Friday Ephemera
Woody Allen interviews Billy Graham. // NASA wants your urine. For the toilets of tomorrow. // Wine in a can. // Toys for cats. // Stanley Kubrick’s Boxes. Part 2, 3, 4, 5. // Stephen Salmieri’s photographs of cadillacs. (h/t, Coudal.) // Build your own giant cardboard Ghandi. // 100 ways to draw manga eyes. // “My boots are all sticky.” // Dr Horrible’s Sing-Along. It’s tough being evil. // The Victim Privilege Checklist. (h/t, Anna.) // Communist Loser: James Kirchick on the delusional Eric Hobsbawm. // Cultural imperialism! // Latte art and assorted cakes. More. // The German Hosiery Museum. // World’s largest subwoofer. (h/t, Chastity Darling.) // Colour flipbook. // 696 book covers. // San Francisco panorama. // Skyscraper earthquake dampening. A 728-ton sphere should do it. // Dismantling old buildings, from the bottom up. // Ship graveyard. (h/t, Tim239.) // Steve Reich: Piano Phase. // And, via The Thin Man, it’s Ms Ethel Waters.
I want a giant carboard Ghandi. And a cat tank.
Those Cadillacs. Ooooh….
The link to “Dismantling old buildings” is broken at the moment, here’s one from youtube:
Sorry messed that up, try:
http://www.youtube.com/watch?v=jwf9LoS9Xt8
Re: Hobsbawm –
“Lifelong devotion to Communism destroyed him as a thinker or interpreter of events.”
Spot on.
John,
Indeed. Though Hobsbawm’s devotion to that sad, sick religion did more than blunt his faculties and make him wilfully dishonest. It also made him an apologist for evil, repeatedly, and thus a little evil himself. And while ageing Nazis often come belatedly to understand shame, many enthusiasts of Communism remain unrepentant, despite all they know (but often pretend they don’t).
John and David
Too right.
It is astonishing that someone as shabby and inhuman as Hobsbawm should be president of a major academic institution, Birkbeck College. Birckbeck itself seems quite happy with have a supporter of tyranny and murder on its masthead and, far from turning a blind eye to the fact, seems to relish it. See this fawning article on the College’s website:
http://www.bbk.ac.uk/about_us/publications/bbk/bbk22/history
The casual tone of this remark:
“While most other left-wing historians had abandoned their Marxist credentials after the Soviet suppression of the 1956 Budapest uprising, Hobsbawm retained his Communist Party membership …”
leaves me speechless.
Horace,
It’s a monstrous delusion that’s excused much too casually, as if it were merely a youthful fashion gaffe, like a taste for dodgy pop music:
https://thompsonblog.co.uk/2008/05/youthful-indisc.html
In some quarters it’s apparently looked on as some kind of credential or mark of credibility. The morality of which escapes me.

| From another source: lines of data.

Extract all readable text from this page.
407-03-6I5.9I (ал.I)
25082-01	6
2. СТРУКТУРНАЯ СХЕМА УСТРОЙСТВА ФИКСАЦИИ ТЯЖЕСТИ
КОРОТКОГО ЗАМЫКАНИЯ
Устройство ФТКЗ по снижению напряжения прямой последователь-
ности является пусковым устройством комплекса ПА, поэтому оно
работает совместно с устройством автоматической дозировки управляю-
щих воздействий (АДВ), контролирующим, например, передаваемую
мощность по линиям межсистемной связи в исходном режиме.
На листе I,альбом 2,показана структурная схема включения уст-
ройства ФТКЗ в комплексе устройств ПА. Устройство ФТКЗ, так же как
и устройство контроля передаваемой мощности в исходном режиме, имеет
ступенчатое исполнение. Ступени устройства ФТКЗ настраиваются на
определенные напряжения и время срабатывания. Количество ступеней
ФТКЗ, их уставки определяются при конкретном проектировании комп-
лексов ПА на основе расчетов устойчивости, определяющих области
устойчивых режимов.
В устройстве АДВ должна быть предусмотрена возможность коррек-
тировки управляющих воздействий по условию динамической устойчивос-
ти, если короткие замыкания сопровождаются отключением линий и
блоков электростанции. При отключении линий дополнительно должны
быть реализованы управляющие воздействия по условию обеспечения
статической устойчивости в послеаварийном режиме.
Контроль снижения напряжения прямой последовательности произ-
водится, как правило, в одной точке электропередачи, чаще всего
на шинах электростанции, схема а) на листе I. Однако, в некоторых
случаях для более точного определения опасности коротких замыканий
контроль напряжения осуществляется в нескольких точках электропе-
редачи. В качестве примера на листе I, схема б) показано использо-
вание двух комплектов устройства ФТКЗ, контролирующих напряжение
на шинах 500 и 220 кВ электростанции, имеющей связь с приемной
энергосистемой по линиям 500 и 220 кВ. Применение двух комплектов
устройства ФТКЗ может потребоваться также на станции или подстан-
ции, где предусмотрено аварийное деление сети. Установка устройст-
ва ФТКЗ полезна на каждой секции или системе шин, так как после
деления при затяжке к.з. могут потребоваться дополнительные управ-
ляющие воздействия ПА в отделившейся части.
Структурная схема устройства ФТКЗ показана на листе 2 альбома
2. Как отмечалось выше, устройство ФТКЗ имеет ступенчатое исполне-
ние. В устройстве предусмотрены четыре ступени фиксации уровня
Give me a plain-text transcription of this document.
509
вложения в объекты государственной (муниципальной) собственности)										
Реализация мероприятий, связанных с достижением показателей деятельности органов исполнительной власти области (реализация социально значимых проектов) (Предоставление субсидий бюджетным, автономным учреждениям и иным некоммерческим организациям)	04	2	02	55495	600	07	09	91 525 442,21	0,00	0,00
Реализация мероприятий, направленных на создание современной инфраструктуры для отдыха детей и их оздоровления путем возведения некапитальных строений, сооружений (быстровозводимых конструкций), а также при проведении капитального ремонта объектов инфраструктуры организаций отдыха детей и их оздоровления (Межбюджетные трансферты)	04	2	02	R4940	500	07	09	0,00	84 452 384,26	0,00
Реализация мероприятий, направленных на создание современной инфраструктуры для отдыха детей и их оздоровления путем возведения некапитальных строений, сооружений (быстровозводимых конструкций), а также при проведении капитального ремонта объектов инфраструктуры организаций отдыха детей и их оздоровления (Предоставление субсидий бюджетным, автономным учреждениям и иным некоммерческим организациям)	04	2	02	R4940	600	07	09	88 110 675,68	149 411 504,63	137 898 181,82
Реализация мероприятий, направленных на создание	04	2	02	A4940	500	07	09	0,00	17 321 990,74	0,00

Here’s a clip of the earthquake dampener moving (a little bit):
http://www.youtube.com/watch?v=NYSgd1XSZXc
Oliver Kamm on Hobsbawm:
http://www.timesonline.co.uk/tol/comment/thunderer/article460555.ece
“Hobsbawm was asked by Michael Ignatieff in a BBC interview in 1994: “What (your view) comes down to is saying that had the radiant tomorrow actually been created, the loss of 15, 20 million people might have been justified?” He replied: “Yes.””
John,
Thanks for that. Like Seumas Milne, Hobsbawm is an example of how persistent and wilful misreading of events becomes entrenched fantasy and, thus, duplicity and pathology. But apparently it’s a kind of duplicity and pathology that’s to be indulged, even rewarded. And, as Kamm points out, the idea that Lenin was “not merely pragmatically intolerant but congenitally bloodthirsty is too *unsophisticated* a thesis to merit Hobsbawm’s consideration.”
The French have had wine in aluminum bottles (essentially cans with bottle shapes) for years. It is sold in boat stores to yachties who need some vin while at sea.